-
Notifications
You must be signed in to change notification settings - Fork 62
Architecture
4CAT consists of a number of separate components that together make it work. In the interest of maintainability, this document describes the high- to mid-level components of the 4CAT software.
This is the 'heart' of 4CAT, which collects data, processes it, and saves it for later retrieval.
The manager (dispatcher, scheduler) maintains an overview of worker types
that are available, as well as a queue that it takes jobs from to hand
over to the workers for execution. This is the 'main loop' of the backend;
until a SIGTERM
is received by the manager, it will infinitely loop, checking
the queue for jobs to hand to workers.
The queue is, practically speaking, a database table in which jobs are stored. It also keeps track of the status of jobs; whether they have been claimed for execution, how often execution has been attempted, and the time at which they have been interacted with.
A job is a set of data that describes a 'unit of work'; some sort of task that 4CAT should execute, such as scraping a site, running an analysis, or starting an API server. Jobs can be claimed by a worker, which marks them as such in the queue. Jobs can only be claimed by one worker at a time. The data of a job in practice corresponds to the parameters a worker of the same type as the job is run with.
After a job has been claimed, it can be released, which basically resets it, making it available for claiming again, and increasing the attempt counter of the job by one. It can also be finished, which removes it from the job queue altogether, leaving no trace.
There is one exception to this. Jobs can have an 'interval' set; if this is the case, they are not removed from the queue when finished, but the time at which they were last claimed is marked, and they will only be considered eligible for claiming again when the interval runs out, i.e. when the current time is greater than the time it was last claimed, plus the interval.
The worker takes a job's data and runs some kind of code based on those parameters. What it does with it is undefined; it also has a connection to the database, so it may query the database and output data, or transform an existing data file into another, or loop infinitely and listen for incoming connections on a given port. The manager retains an overview of all running workers and will tell them to stop executing when it itself is told to shut down.
Workers have a type, an identifier that corresponds to a job's type. This
determines which jobs a given worker will be assigned.
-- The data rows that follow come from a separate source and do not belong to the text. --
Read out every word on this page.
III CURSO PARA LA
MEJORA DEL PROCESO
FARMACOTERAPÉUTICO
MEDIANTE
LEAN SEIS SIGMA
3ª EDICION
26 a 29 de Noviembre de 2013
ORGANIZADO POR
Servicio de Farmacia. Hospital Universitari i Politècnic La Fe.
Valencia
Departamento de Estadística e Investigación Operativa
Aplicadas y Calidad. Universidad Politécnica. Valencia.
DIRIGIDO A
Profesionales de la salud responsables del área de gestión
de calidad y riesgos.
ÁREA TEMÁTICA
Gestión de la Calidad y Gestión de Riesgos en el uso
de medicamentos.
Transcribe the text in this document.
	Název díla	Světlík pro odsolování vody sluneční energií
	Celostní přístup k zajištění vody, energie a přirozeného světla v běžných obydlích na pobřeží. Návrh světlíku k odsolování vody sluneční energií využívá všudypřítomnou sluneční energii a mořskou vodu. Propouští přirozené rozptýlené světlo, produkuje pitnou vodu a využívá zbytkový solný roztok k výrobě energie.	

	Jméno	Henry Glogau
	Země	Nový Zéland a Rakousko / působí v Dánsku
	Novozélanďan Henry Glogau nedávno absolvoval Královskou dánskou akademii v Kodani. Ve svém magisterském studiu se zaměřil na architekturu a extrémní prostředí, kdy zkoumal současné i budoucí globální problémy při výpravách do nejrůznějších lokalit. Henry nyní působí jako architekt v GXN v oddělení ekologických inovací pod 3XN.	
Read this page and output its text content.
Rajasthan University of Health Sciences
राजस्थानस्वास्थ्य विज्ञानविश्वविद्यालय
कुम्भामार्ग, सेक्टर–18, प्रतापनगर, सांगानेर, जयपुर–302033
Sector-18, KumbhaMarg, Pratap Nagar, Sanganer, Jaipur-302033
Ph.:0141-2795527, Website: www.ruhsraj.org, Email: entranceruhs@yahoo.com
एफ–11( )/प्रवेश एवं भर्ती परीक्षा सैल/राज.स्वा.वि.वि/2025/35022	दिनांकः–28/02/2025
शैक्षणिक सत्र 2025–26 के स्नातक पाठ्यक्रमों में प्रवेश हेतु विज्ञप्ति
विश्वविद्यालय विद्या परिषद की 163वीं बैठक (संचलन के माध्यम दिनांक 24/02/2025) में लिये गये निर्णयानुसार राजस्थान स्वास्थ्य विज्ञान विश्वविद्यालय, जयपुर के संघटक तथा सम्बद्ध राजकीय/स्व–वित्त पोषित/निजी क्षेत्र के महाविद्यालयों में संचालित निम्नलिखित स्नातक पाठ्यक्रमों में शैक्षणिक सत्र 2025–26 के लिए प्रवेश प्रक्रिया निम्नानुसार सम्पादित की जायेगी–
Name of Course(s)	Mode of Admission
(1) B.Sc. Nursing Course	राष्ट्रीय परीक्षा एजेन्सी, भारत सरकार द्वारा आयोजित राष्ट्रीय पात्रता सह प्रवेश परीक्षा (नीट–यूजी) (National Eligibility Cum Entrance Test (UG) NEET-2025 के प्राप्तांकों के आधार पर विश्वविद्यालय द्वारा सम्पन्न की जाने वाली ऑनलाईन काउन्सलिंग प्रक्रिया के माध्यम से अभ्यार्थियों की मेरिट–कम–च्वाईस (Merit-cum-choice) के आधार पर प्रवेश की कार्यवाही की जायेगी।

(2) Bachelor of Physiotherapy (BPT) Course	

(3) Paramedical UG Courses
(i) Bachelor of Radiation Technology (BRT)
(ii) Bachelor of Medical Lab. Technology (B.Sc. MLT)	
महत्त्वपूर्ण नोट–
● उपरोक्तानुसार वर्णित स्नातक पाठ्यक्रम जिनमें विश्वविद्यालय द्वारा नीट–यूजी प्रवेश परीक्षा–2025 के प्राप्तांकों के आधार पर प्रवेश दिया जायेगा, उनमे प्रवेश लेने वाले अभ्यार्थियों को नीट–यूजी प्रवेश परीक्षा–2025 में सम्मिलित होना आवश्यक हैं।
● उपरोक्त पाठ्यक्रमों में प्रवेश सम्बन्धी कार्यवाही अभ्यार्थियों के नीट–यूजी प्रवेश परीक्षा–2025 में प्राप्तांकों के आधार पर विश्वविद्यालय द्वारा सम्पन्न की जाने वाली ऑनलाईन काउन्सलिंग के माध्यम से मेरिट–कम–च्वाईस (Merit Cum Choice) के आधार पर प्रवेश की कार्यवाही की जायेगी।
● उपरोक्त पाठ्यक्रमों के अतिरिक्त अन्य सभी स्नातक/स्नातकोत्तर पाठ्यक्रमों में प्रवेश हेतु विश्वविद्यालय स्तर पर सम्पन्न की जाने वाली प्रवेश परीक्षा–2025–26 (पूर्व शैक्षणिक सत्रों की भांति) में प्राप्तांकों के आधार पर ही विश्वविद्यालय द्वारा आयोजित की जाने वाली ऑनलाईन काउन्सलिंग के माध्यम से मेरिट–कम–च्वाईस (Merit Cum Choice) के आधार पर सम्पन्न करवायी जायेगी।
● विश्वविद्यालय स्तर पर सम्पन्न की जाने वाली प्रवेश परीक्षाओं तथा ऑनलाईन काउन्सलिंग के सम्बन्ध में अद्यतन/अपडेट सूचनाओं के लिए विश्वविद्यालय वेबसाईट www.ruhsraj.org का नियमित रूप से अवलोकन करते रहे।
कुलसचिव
Each worker type has
an upper limit to the amount of instances of it that may run simultaneously.
Workers extend a base class, configure themselves via class attributes, and
contain at least one method work()
that is called when 4CAT is read to
execute a job.
A data set is a set of metadata for a data set that has been built or generated by 4CAT. Data sets have a unique identifier based on their parameters, and correspond to a given file on the disk that contains the data. When a data set is first instantiated, that file does not exist yet. A worker, through a job, will take the metadata to construct the file with, and then save it to disk.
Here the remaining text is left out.